Philip Arnold did die, just not quickly. The 49 year old lingered for almost a year, finally dying of pneumonia on 8 August, 1879. At least he outlived his victim, William Ralston. Arnold's funeral was one of the best attended in the history of “E” town, and his monument on the rolling slopes of the Elizabethtown Cemetery is one of the tallest. But over time memories of Philip Arnold have shifted and over a century later, every October, the residents of “E”town stage the “Philip Arnold Dead Man Rolling Bed Race”- to raise money for charity, of course. Contact the E-town Heritage Council for details. The final irony is that Arnold's hardware store has now become a law office.
In a footnote - Arnold's nemeses, Henry Hardworths, was not satisfied with having mortally wounded Arnold. He also sued him for $7,600 for injuries suffered in the bar fight. Henry lost. But that figure came up again in August of 1884 when Henry was arrested in New Orleans for passing bad checks in "E" town, totaling $7,000.
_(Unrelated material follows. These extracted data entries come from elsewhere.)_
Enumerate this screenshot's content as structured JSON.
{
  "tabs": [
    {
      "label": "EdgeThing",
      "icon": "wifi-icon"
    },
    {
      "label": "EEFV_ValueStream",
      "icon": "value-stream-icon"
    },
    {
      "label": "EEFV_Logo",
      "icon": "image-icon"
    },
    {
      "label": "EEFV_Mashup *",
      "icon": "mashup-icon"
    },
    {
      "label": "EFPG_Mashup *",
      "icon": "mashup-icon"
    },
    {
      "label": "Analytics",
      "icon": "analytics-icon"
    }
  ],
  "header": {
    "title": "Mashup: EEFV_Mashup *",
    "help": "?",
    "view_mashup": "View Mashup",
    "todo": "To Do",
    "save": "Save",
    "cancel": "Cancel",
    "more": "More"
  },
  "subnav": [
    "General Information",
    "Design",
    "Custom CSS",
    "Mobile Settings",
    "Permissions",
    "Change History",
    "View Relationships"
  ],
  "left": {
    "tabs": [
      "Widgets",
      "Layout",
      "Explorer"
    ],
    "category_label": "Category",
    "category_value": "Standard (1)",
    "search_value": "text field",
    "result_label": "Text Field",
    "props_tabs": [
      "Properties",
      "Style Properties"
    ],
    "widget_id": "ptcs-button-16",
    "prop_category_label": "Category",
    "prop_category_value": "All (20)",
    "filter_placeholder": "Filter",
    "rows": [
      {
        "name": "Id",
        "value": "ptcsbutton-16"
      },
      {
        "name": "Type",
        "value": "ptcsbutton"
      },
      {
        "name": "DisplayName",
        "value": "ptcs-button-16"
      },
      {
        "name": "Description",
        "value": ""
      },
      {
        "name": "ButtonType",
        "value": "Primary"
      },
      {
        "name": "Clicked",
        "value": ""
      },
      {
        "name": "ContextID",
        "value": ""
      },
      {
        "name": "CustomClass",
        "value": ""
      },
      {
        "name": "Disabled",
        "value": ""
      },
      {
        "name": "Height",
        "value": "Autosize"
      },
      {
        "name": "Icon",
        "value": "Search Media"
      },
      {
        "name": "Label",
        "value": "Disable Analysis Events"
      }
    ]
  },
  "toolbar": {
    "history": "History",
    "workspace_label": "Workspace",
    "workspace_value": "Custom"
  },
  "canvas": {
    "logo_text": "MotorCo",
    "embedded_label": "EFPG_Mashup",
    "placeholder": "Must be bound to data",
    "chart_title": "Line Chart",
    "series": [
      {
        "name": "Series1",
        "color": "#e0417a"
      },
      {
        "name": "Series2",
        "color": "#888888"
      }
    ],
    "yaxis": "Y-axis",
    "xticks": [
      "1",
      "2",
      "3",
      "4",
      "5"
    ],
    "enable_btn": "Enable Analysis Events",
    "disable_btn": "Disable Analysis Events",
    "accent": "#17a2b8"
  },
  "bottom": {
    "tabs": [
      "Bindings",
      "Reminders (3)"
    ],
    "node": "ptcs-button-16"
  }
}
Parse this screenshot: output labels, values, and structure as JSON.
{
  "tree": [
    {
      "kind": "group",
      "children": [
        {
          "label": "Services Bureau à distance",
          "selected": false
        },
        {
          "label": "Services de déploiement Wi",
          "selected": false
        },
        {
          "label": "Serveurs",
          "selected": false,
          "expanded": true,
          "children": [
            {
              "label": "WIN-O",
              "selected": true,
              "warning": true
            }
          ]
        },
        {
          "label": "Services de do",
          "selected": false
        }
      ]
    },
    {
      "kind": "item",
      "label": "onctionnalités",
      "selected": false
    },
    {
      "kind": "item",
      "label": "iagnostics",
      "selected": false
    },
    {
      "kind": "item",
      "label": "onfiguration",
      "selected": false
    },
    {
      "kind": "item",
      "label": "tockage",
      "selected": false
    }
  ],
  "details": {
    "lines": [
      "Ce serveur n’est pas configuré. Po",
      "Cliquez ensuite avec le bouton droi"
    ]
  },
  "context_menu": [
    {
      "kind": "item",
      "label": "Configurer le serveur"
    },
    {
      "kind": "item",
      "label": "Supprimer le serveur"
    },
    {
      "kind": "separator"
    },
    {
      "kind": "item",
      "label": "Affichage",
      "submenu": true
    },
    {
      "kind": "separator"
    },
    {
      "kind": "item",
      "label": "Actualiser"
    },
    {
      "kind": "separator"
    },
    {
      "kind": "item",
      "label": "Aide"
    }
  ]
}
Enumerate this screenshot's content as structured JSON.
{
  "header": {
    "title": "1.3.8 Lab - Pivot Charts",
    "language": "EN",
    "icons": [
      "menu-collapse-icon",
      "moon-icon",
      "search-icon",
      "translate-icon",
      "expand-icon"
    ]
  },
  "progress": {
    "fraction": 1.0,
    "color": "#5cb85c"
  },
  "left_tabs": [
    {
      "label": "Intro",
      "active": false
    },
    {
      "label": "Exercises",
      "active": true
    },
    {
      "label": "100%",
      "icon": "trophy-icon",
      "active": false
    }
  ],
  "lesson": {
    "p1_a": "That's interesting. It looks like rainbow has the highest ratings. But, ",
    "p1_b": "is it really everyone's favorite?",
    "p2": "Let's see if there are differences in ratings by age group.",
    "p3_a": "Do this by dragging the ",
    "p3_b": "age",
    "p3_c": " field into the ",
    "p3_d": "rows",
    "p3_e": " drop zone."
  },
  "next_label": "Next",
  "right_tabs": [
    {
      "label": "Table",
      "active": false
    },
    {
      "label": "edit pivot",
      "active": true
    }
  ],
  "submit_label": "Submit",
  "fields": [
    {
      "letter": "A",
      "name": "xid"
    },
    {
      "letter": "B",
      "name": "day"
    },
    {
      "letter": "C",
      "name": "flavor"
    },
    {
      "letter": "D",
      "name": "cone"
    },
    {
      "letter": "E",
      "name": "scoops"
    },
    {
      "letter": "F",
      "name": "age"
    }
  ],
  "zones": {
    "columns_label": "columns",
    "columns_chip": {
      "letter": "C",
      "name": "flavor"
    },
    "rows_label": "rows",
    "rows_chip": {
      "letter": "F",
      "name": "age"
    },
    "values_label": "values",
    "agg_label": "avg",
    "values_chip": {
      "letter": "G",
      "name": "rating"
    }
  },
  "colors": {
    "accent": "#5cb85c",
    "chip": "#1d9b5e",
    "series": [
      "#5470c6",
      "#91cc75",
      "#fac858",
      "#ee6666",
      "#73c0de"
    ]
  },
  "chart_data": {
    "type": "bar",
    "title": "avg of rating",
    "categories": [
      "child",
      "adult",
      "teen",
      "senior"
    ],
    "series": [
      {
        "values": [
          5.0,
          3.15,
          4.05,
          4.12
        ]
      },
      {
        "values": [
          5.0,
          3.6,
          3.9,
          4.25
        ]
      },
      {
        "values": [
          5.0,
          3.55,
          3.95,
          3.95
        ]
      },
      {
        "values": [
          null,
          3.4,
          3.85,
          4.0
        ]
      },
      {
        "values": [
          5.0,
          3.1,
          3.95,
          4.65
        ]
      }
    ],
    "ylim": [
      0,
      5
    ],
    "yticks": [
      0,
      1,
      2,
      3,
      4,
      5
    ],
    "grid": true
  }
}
Arnold's partner in crime, John Slack was eventually tracked down in St. Louis, where he was working in the affiliated professions of cabinet and coffin maker. Evidently he had no money for William Ralston to recover. But the silent con man missed the mines of his youth and continued his profession as a prospector in the New Mexico silver strike boom town of White Oaks, where he became “one of the oldest and most universally respected citizens...” of Lincoln County. He died in 1896, at the age of seventy-six years, two months and six days, leaving an estate of $1,611.14.
The only conventional hero in our tale seems to have been the geologist and professor, Clarence King (above). He had uncovered the scam, and that act rocketed him to fame as a paragon of virtue and science, which saw him made the first director of the United States Geological Survey. But there was, of course, another side to the rock hound, a human side. In 1888 Professor King married Ada Copeland, an ex-slave who had moved from Georgia to New York. What was dark about this marriage was that King hid his true identity from Ada, telling her that his name was actually James Todd, that he was a black man and his profession was actually that of a Pullman Porter. Over the next 13 years he continued this divided life, black man James Todd at home, and world renown white geology professor Clarence King while away from home. Ada and James/Clarence had five children together, but Clarence did not reveal his true identity to poor Ada and the children until December 1901. And did it via long distance, from his death bed in Arizona. The lesson here is that everybody is lying to somebody, usually to themselves.
If you want to see the Diamond Mountain that has no diamonds, find Diamond Wash Draw, in Moffat County, Colorado, about one mile south of the Wyoming state line and a quarter mile east of the Utah state border. The flat topped mountain in front of you is Diamond Peak. And the square mile scrub brush plain to the north of that is the scene of the Great Diamond Hoax of 1872. If you can get there, you just might be able to pull a diamond right out of the ground. And when you do, if you do, you will understand why William Ralston had been so willing to believe, and why capitalism has always depended upon a mix of fantasy and fraud to thrive.